The deal, announced in Washington on Thursday, in response to the Panama Papers leak earlier this month, was hailed by UK chancellor George Osborne as a “hammer blow against those that would illegally evade taxes and hide their wealth in the dark corners of the financial system”.
The announcement came during the International Monetary Fund’s spring meeting, which begins today and runs through Sunday.
The new transparency rules will come into force in January 2017, according to reports.
“Strong words of condemnation are not enough, populist outrage doesn’t by itself collect a single extra pound or dollar in tax or put a single criminal in jail,” Osborne added.
“What we need is international action now, and that’s precisely what we are doing today with real concrete action in the war against tax evasion.”
However, some critics, including Richard Murphy, director of Tax Research UK, say it won’t end tax evasion as promised.

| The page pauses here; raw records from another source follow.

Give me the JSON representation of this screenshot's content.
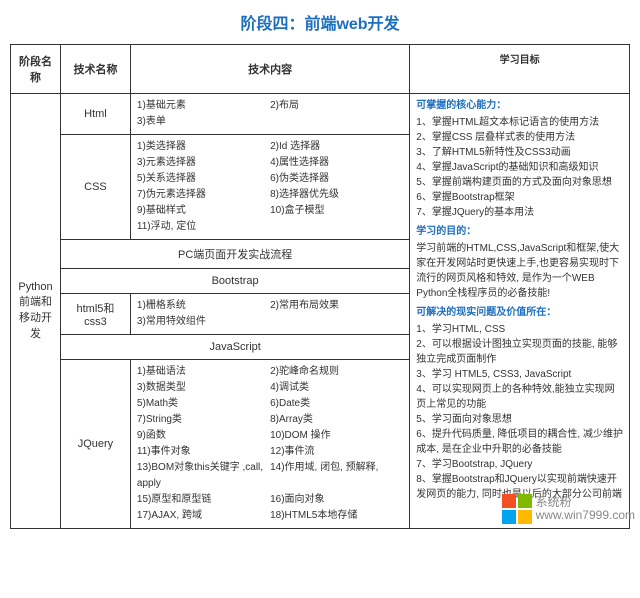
{
  "title": "阶段四：前端web开发",
  "headers": {
    "stage": "阶段名称",
    "tech": "技术名称",
    "content": "技术内容",
    "goal": "学习目标"
  },
  "stage_name": "Python前端和移动开发",
  "rows": {
    "html": {
      "name": "Html",
      "items": [
        "1)基础元素",
        "2)布局",
        "3)表单"
      ]
    },
    "css": {
      "name": "CSS",
      "items": [
        "1)类选择器",
        "2)Id 选择器",
        "3)元素选择器",
        "4)属性选择器",
        "5)关系选择器",
        "6)伪类选择器",
        "7)伪元素选择器",
        "8)选择器优先级",
        "9)基础样式",
        "10)盒子模型",
        "11)浮动, 定位"
      ]
    },
    "pc": "PC端页面开发实战流程",
    "bootstrap": "Bootstrap",
    "html5css3": {
      "name": "html5和css3",
      "items": [
        "1)栅格系统",
        "2)常用布局效果",
        "3)常用特效组件"
      ]
    },
    "javascript": "JavaScript",
    "jquery": {
      "name": "JQuery",
      "items": [
        "1)基础语法",
        "2)驼峰命名规则",
        "3)数据类型",
        "4)调试类",
        "5)Math类",
        "6)Date类",
        "7)String类",
        "8)Array类",
        "9)函数",
        "10)DOM 操作",
        "11)事件对象",
        "12)事件流",
        "13)BOM对象this关键字 ,call, apply",
        "14)作用域, 闭包, 预解释,",
        "15)原型和原型链",
        "16)面向对象",
        "17)AJAX, 跨域",
        "18)HTML5本地存储"
      ]
    }
  },
  "goals": {
    "h1": "可掌握的核心能力：",
    "p1": "1、掌握HTML超文本标记语言的使用方法\n2、掌握CSS 层叠样式表的使用方法\n3、了解HTML5新特性及CSS3动画\n4、掌握JavaScript的基础知识和高级知识\n5、掌握前端构建页面的方式及面向对象思想\n6、掌握Bootstrap框架\n7、掌握JQuery的基本用法",
    "h2": "学习的目的：",
    "p2": "学习前端的HTML,CSS,JavaScript和框架,使大家在开发网站时更快速上手,也更容易实现时下流行的网页风格和特效, 是作为一个WEB Python全栈程序员的必备技能!",
    "h3": "可解决的现实问题及价值所在：",
    "p3": "1、学习HTML, CSS\n2、可以根据设计图独立实现页面的技能, 能够独立完成页面制作\n3、学习 HTML5, CSS3, JavaScript\n4、可以实现网页上的各种特效,能独立实现网页上常见的功能\n5、学习面向对象思想\n6、提升代码质量, 降低项目的耦合性, 减少维护成本, 是在企业中升职的必备技能\n7、学习Bootstrap, JQuery\n8、掌握Bootstrap和JQuery以实现前端快速开发网页的能力, 同时也是以后的大部分公司前端"
  },
  "watermark": {
    "brand": "系统粉",
    "url": "www.win7999.com"
  }
}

Murphy, a long-time campaigner against tax evasion, said he welcomed the agreement, such as it was, saying it was “a step in the right direction”, but he stressed that the UK in particular was still a long way from being able to deliver the promised information.

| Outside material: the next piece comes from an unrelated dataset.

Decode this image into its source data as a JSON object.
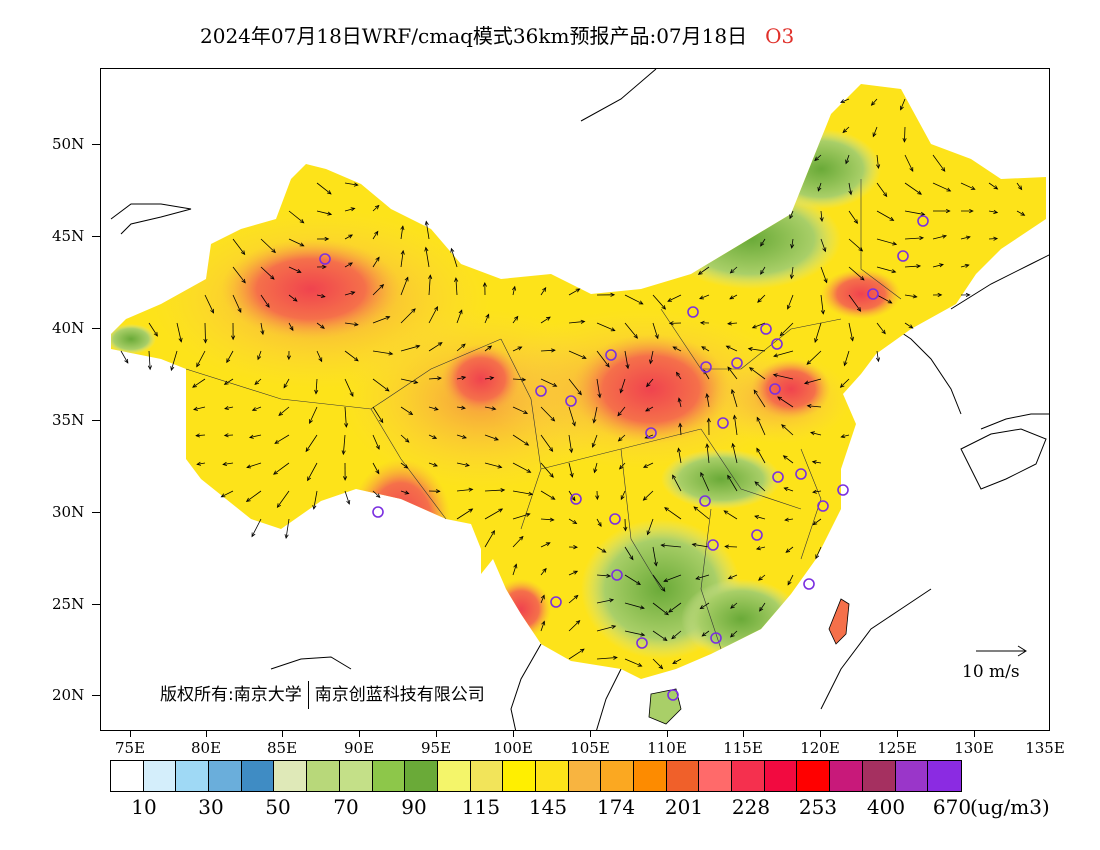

“It’s especially important that Germany has signed on,” Murphy told a BBC interviewer on Friday. “They’ve had a long term reservation about this, because of what happened in the 1930s in Germany, so this is a big cultural change for them.

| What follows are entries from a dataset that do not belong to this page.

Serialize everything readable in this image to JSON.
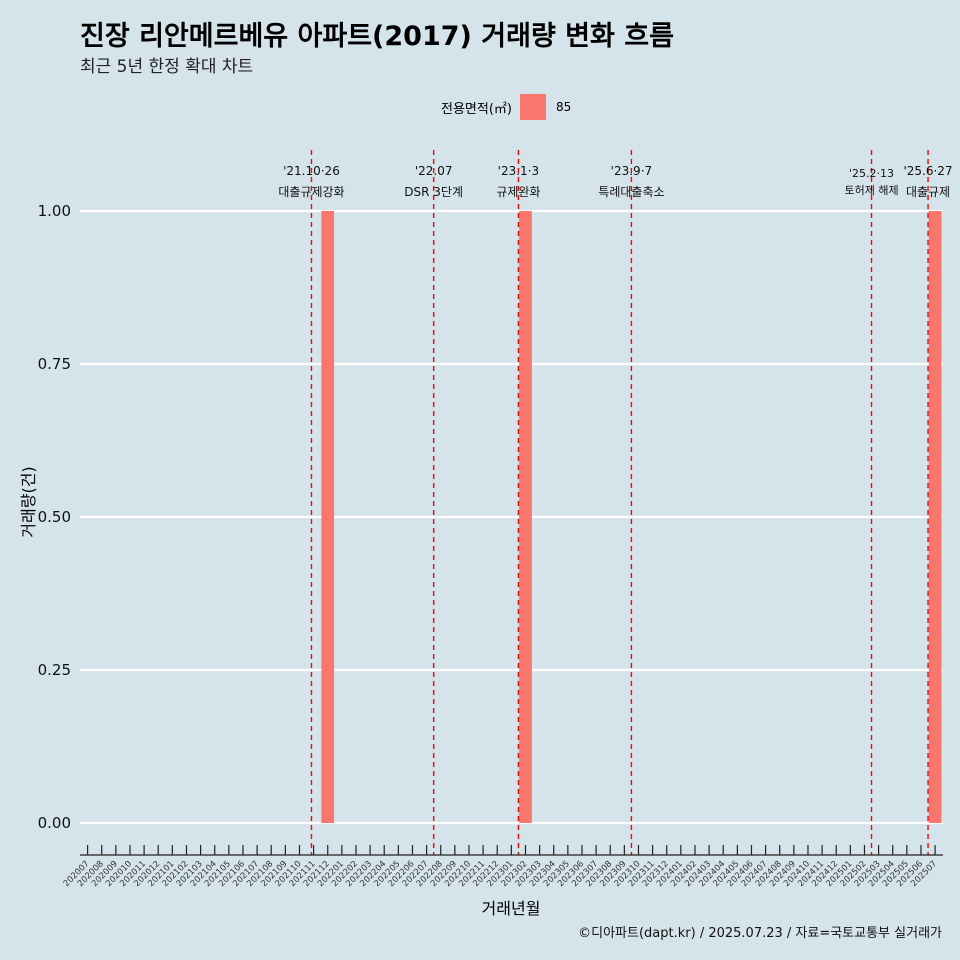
{
  "title": "진장 리안메르베유 아파트(2017) 거래량 변화 흐름",
  "subtitle": "최근 5년 한정 확대 차트",
  "legend": {
    "title": "전용면적(㎡)",
    "label": "85"
  },
  "caption": "©디아파트(dapt.kr) / 2025.07.23 / 자료=국토교통부 실거래가",
  "colors": {
    "background": "#d5e3ea",
    "bar": "#f8766d",
    "event_line": "#ff0000",
    "grid": "#ffffff"
  },
  "chart_data": {
    "type": "bar",
    "xlabel": "거래년월",
    "ylabel": "거래량(건)",
    "ylim": [
      0,
      1
    ],
    "y_ticks": [
      "0.00",
      "0.25",
      "0.50",
      "0.75",
      "1.00"
    ],
    "grid": true,
    "legend_position": "top",
    "categories": [
      "202007",
      "202008",
      "202009",
      "202010",
      "202011",
      "202012",
      "202101",
      "202102",
      "202103",
      "202104",
      "202105",
      "202106",
      "202107",
      "202108",
      "202109",
      "202110",
      "202111",
      "202112",
      "202201",
      "202202",
      "202203",
      "202204",
      "202205",
      "202206",
      "202207",
      "202208",
      "202209",
      "202210",
      "202211",
      "202212",
      "202301",
      "202302",
      "202303",
      "202304",
      "202305",
      "202306",
      "202307",
      "202308",
      "202309",
      "202310",
      "202311",
      "202312",
      "202401",
      "202402",
      "202403",
      "202404",
      "202405",
      "202406",
      "202407",
      "202408",
      "202409",
      "202410",
      "202411",
      "202412",
      "202501",
      "202502",
      "202503",
      "202504",
      "202505",
      "202506",
      "202507"
    ],
    "series": [
      {
        "name": "85",
        "values": [
          0,
          0,
          0,
          0,
          0,
          0,
          0,
          0,
          0,
          0,
          0,
          0,
          0,
          0,
          0,
          0,
          0,
          1,
          0,
          0,
          0,
          0,
          0,
          0,
          0,
          0,
          0,
          0,
          0,
          0,
          0,
          1,
          0,
          0,
          0,
          0,
          0,
          0,
          0,
          0,
          0,
          0,
          0,
          0,
          0,
          0,
          0,
          0,
          0,
          0,
          0,
          0,
          0,
          0,
          0,
          0,
          0,
          0,
          0,
          0,
          1
        ]
      }
    ],
    "events": [
      {
        "date": "2021-10-26",
        "at": 15.85,
        "line1": "'21.10·26",
        "line2": "대출규제강화"
      },
      {
        "date": "2022-07-01",
        "at": 24.5,
        "line1": "'22.07",
        "line2": "DSR 3단계"
      },
      {
        "date": "2023-01-03",
        "at": 30.5,
        "line1": "'23.1·3",
        "line2": "규제완화"
      },
      {
        "date": "2023-09-07",
        "at": 38.5,
        "line1": "'23.9·7",
        "line2": "특례대출축소"
      },
      {
        "date": "2025-02-13",
        "at": 55.5,
        "line1": "'25.2·13",
        "line2": "토허제 해제"
      },
      {
        "date": "2025-06-27",
        "at": 59.5,
        "line1": "'25.6·27",
        "line2": "대출규제"
      }
    ]
  }
}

“The big problem is that, quite simply, the UK is not collecting this information from its own tax havens, and I don’t believe it’s going to.
“Guernsey and Anguilla have this week not signed up to [a separate information exchange deal with the UK, involving the UK’s overseas territories and Crown Dependencies], which itself is very hollow.
“And the UK is ‘offshore’ to Germany, France, Spain and Italy, and we will not have the information to share in the UK.
“Four hundred thousand companies a year in the UK do not supply any information on their ownership at all to Companies House, and almost none of them are prosecuted.
“So to suggest that we can can share data with these other countries is, at this point in time, quite ridiculous, until we get our house in order, this is a hollow promise.”
Guernsey ‘supports’ register plan
Guernsey minister for Treasury & Resources Gavin St Pier said that Guernsey in fact “welcome[d]” the beneficial ownership information sharing initiatives set out by the UK prime minister, “as we have the same outcomes in mind”. And he noted that Guernsey’s chief minister set out in a letter to David Cameron last week that the UK’s agenda on the matter “has Guernsey’s full, unqualified and active support”.
“As also set out in that letter, Guernsey is committed to putting in place a secure, consolidated and locally-accessed register with a designated point of contact, and the provisions in place for timely and reciprocal information exchange between Guernsey and UK law enforcement authorities,” St Pier said.
“We support the UK’s initiative to put in place global standards, and are pleased that we are moving with the UK and other jurisdictions in that direction.”
As reported, more than 11.5 million confidential documents were passed by an as-yet-unidentified source to Germany’s Süddeutsche Zeitung Zeitung newspaper, which then shared them with the US-based International Consortium of Investigative Journalists. The ICIJ in turn passed them on to some 107 media organisations, including the BBC’s Panorama TV show and the UK’s Guardian newspaper, in 78 countries around the world, which began reporting on their contents on 3 April.